The increase in the tubule diameter along the epididymis in old (18 month) Sod1^−/−, accompanied by a decrease in epithelial cell height, is consistent with previous observations in C57Bl/6NJ mice [53]. Surprisingly, opposite histological features of aging have been observed in old Brown Norway rats [6]. In the hamster, the diameter of the lumen also decreases whereas epithelial height does not change between young and old animals [59].

Spermatozoa were present consistently in the lumen of the initial segment of the epididymis of young and old Sod1^−/− mice compared to wild-type animals. This may be due to a decrease in the ability of the epididymis to transport spermatozoa. This transport is dependent on peristaltic contractions of the smooth muscle layer surrounding the tubule, pressure from the testicular fluid and new spermatozoa, and the movement of stereocilia at the apical pole of epithelial cells [60]. Another indication that the ability of the epididymis to transport spermatozoa is affected by aging is the increase in the smooth muscle layer in the distal cauda epididymidis where spermatozoa are stored between two ejaculations.

A progressive increase in the nucleic acid oxidation in the lumen of the tubule, from the caput epididymidis to the distal cauda epididymidis, was observed in 18-month-old mice, but not in 3-month-old wild-type mice. This phenomenon could be due to the increased quantity of spermatozoa contained in the lumen as long as they travel down the epididymis and to the increased generation of ROS by spermatozoa during aging [61].

Finally, we assessed 4-HNE immunofluorescent staining as a marker of lipid peroxidation. Lipid peroxidation appeared to be absent in the initial segment and the caput epididymidis and was only visible in the corpus and the cauda epididymidis. The staining was low in 3-month-old mice and increased with aging. As for the DNA oxidation, it increased along the tubule. The apical membranes of epithelial cells appeared to be more sensitive to lipid peroxidation. The reasons for the apical susceptibility to oxidative damage is unknown. It could be due to the direct contact with the luminal fluid and spermatozoa, a potential source of ROS, or to the high activity of this membrane (exocytosis, endocytosis, sensing of the luminal contents) which generates numerous reactions, another possible source of ROS.

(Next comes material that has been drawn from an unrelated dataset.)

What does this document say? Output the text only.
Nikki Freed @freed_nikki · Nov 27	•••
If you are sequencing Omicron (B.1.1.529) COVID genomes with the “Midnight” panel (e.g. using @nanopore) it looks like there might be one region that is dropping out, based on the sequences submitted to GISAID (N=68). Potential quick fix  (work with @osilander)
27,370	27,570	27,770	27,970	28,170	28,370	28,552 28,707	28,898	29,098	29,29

The absence of SOD1 in the mouse epididymis did not affect overall oxidation as assessed by markers of DNA and lipid oxidation in 3-month-old mice. Other members of the SOD family may compensate for this loss and the repair machinery of the various cell components seems able to deal with the low level of oxidized biomolecules. However, oxidized nucleic acids and peroxidized lipids increased strikingly in the epididymal tissue of 18-month-old Sod1^−/− mice, even compared to the old wild-type mice. Histological analyses revealed an increase in the quantity and size of vacuoles in the epididymal epithelial cells of the corpus and the cauda epididymides and an increase in the thickening of the myoid cell layer in the distal cauda epididymidis in old Sod1^−/− mice compared to old wild-type mice. Thus, there is clearly a worsening of the aging phenotype in the mouse epididymis in the absence of SOD1. These findings suggest that Sod1^−/− mice constitute a valuable model for better understanding aging in the epididymis.

5. Conclusions

Aging is a progressive biological process that is characterized by an accumulation of various physiological and molecular changes, including an increase in oxidative damage to different biomolecules, leading to cell and tissue dysfunctions. In this study, we evaluated the impact on the epididymis of removing SOD1 using Sod1^−/− mice. We demonstrated that, using this rodent model, the aging phenotype is exacerbated by increased oxidative damage.